The fish aren’t real selective here, but not stupid. I have found stealth is the key, casting from a kneeling position or back from the bank to avoid spooking the trout. As I creep up to the stream, I breathe a sigh of relief, seeing it’s back to normal level—about 50 cfs at the Parlin state water gauge downstream (Google “Water Talk Station Codes” for stream levels throughout Colorado.) . The temperature is a near perfect 70 degrees, and the wind is light. The only disconcerting note is the smoke from wildfires in California and Montana that has wafted into the valley, partially obscuring the blue sky and peaks to the west.
Before plunging in, I have learned to sit and quietly watch the first couple of pools to see if anything is rising or flashing below the surface, indicating a trout feeding on nymphs down under. Nothing much is going on so I tie on my trusty, handsome Royal Coachman Trude, with its swept-back wing a good all-around pattern here where caddis flies and grasshoppers abound (The fly is a classic one, created and named decades ago in England after the Royal Family’s horse coachman.). To the Coachman, I tie on a #16 beadhead green caddis nymph as a dropper that will dangle under the surface two feet behind. This combo dry/dropper rig has never failed me here…and it comes through again. On my second cast, I hook a fat 13-inch brown trout on the nymph, a good-sized fish for these waters. A 14-incher is a big one, and anything over 16 inches a monster. Ten minutes later I’m surprised as a gorgeous 17-inch brownie nails the nymph in a deep run. Luckily I’m using my five weight fly rod so I manage to keep him away from the snags protruding from the undercut bank, then utilizing my blazing speed in waders, manage to cut him off before he gets too far downstream and uses the current to break off. The fishing (and catching) is steady for the next three hours. I find the trout—mainly brownies with an occasional rainbow or cutbow thrown in—mostly in deeper holes and in slow runs along foam lines near the bank or hiding in small slow-moving back eddies where the current spins back upstream.
Many anglers overlook these lies as too tiny to hold anything. But big trout can sit in these back eddies where they don’t have to fight a heavy current and pick off morsels that drop out of the current at their leisure. The casting is easy thanks to the cattle that keep the grass and willows along the banks chewed down in most places. Again the key is to stay low. If I approach a pool too quickly or clumsily, especially if I am in the water and wading up from below, inevitably I send trout in the skinny clear water scurrying for cover. Most are smaller, but occasionally I spook a big boy, then softly swear at myself for being the proverbial bull in a china closet.

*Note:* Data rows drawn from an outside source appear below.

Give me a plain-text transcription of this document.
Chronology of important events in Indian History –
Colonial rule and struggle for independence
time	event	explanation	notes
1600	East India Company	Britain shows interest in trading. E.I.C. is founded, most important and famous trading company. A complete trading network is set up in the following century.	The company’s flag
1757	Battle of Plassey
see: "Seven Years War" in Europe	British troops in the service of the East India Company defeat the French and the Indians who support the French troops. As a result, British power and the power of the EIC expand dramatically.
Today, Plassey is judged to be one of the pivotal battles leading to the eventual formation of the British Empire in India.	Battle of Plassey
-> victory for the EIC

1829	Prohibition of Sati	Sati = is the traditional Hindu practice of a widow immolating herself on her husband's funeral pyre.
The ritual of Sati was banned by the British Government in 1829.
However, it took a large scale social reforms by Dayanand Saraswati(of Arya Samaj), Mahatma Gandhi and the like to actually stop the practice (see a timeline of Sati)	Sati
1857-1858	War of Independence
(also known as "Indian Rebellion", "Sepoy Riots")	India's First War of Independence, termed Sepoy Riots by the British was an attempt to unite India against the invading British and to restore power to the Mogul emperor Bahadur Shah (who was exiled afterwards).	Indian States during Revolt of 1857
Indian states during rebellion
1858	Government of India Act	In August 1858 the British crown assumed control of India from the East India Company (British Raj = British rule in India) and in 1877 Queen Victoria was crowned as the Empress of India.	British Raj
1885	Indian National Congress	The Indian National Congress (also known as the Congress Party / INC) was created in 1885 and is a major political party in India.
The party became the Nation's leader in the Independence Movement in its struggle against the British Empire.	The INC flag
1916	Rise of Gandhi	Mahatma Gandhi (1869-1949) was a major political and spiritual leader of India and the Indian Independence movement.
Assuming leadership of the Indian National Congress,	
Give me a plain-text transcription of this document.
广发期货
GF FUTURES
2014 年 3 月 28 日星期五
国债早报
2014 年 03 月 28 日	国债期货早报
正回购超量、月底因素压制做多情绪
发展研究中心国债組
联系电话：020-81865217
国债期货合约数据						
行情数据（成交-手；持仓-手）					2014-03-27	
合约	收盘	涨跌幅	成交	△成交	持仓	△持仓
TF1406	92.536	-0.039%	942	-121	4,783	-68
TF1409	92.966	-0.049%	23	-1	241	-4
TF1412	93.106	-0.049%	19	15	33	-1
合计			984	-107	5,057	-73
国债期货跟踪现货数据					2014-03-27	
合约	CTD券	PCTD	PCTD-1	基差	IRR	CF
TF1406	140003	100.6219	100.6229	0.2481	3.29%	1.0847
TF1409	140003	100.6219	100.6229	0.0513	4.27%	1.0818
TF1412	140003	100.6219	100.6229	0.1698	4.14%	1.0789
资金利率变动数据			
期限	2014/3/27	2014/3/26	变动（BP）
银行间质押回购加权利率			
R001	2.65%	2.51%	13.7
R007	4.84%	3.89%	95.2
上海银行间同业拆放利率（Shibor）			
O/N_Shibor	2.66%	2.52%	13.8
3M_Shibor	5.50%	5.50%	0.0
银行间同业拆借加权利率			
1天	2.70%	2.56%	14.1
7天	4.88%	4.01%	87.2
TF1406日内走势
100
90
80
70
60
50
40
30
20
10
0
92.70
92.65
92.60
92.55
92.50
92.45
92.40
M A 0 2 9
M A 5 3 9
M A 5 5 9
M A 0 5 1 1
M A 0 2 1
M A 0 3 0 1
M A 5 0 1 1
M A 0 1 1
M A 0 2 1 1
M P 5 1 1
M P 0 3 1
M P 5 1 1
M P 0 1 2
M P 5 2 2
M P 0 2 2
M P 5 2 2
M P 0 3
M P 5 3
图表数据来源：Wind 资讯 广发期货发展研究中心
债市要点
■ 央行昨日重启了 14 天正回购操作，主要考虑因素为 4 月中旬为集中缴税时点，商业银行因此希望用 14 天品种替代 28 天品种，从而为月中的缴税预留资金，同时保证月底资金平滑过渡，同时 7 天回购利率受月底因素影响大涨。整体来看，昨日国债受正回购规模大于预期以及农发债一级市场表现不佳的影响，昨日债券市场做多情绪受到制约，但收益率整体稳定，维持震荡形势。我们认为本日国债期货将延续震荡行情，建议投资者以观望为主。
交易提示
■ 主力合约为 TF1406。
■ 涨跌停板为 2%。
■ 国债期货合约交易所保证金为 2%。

By the time my growling stomach sounds the dinner bell at 5 o’clock, I have caught and released two dozen fish, with about 10 being twelve inches or more. Most have come on the dropper. I haven’t had to change flies at all. What a relaxing way to fish. Out of curiosity, I did switch the Trude dry to a yellow Parachute Madame X with rubber legs, a great grasshopper imitation—and it produced as well as the beloved Royal Coachman Trude. Other nymphs that I’m partial to on the creek are a size 18 micromayfly and red two-bit hooker. I’m back at the camp by 5:30 p.m. for a glass of wine and hummus with pita bread. Ah, the good life. I hear an owl hoot and coyotes howling as I nod off.